To begin with I don’t get frustrated anymore. Not worth it..it only weakens the heart and ups the BP. “Resigned” is more an appropriate term to describe how I am. 12 hours of power cut that not even the best inverter can take, no water supply on Thursdays and a dead broadband 15 days a month for the past 6 months which just got worse over the past fortnight. That leaves me in the company of newspapers and my toddler son. My mom jokes if I feel like living in the ’70s.

Just so you know, I don’t live in one of those thousands of village India has without electricity and water. This is Pune for you. The Pune that world perceives as one of the good cities in India to live in - a lifestyle that can you dream of with state-of-the-art IT parks, malls you can spend all day in and still crave for more, a wi-fi city and most importantly a city with no load-shedding. Not my word; it’s all that is said in the papers. The state-owned telecom BSNL (this editorial throws some light on the sad state of affairs) that I use has been down this past fortnight. BSNL is not this worse in many parts of the country especially in South India. Here, the response is bad, customer service pathetic and no helpline that will attend to your number. They just keep pointing you to one number after another until you finally give up because of exhaustion. And when it does work, it does in the timing their personnel work - 10 -5 and automatically switches off in evenings and weekends.
For once, all you folks living outside the country - I’m with you.
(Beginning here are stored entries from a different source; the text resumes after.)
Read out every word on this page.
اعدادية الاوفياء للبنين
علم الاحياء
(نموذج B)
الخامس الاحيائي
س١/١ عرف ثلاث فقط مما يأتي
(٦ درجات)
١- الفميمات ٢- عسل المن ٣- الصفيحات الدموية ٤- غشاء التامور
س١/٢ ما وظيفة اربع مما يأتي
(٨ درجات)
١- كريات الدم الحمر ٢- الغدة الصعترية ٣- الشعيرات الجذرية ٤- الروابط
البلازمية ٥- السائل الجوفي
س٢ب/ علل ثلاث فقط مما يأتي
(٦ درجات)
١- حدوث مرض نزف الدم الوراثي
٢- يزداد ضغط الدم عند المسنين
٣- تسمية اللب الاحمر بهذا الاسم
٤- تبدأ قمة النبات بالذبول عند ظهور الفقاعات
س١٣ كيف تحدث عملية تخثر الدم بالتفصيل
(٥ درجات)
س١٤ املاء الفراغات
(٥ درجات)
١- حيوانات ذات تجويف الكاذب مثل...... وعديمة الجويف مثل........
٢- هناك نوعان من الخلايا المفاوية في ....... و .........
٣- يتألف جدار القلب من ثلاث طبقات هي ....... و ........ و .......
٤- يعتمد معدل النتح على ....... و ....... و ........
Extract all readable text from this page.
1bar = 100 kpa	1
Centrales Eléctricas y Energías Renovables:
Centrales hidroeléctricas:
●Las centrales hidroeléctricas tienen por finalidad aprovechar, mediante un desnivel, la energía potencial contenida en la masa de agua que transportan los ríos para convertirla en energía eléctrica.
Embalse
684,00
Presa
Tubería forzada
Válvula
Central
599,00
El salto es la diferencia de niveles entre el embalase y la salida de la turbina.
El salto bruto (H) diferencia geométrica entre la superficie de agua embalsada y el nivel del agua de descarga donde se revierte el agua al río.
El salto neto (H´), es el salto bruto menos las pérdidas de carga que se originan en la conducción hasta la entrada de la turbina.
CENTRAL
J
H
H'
Now on a unrelated note, the Tata Second Career guys got back regretting they couldn’t find an appropriate fit for me in the 50 odd projects they have charted out. No disappointment. Alright, maybe just a little not so much for having not made through. It’s the rejection, you see! They sent out a very personal mail to all applicants. It was so personal that the mail was addressed as Dear {name of applicant} - a programmatic glitch perhaps that couldn’t fill in the {} with the actual name. Anyways, it was an initiative worth all the appreciation even if the execution was a lil rusty. A great opportunity to get back all the talent lost to motherhood and other reasons!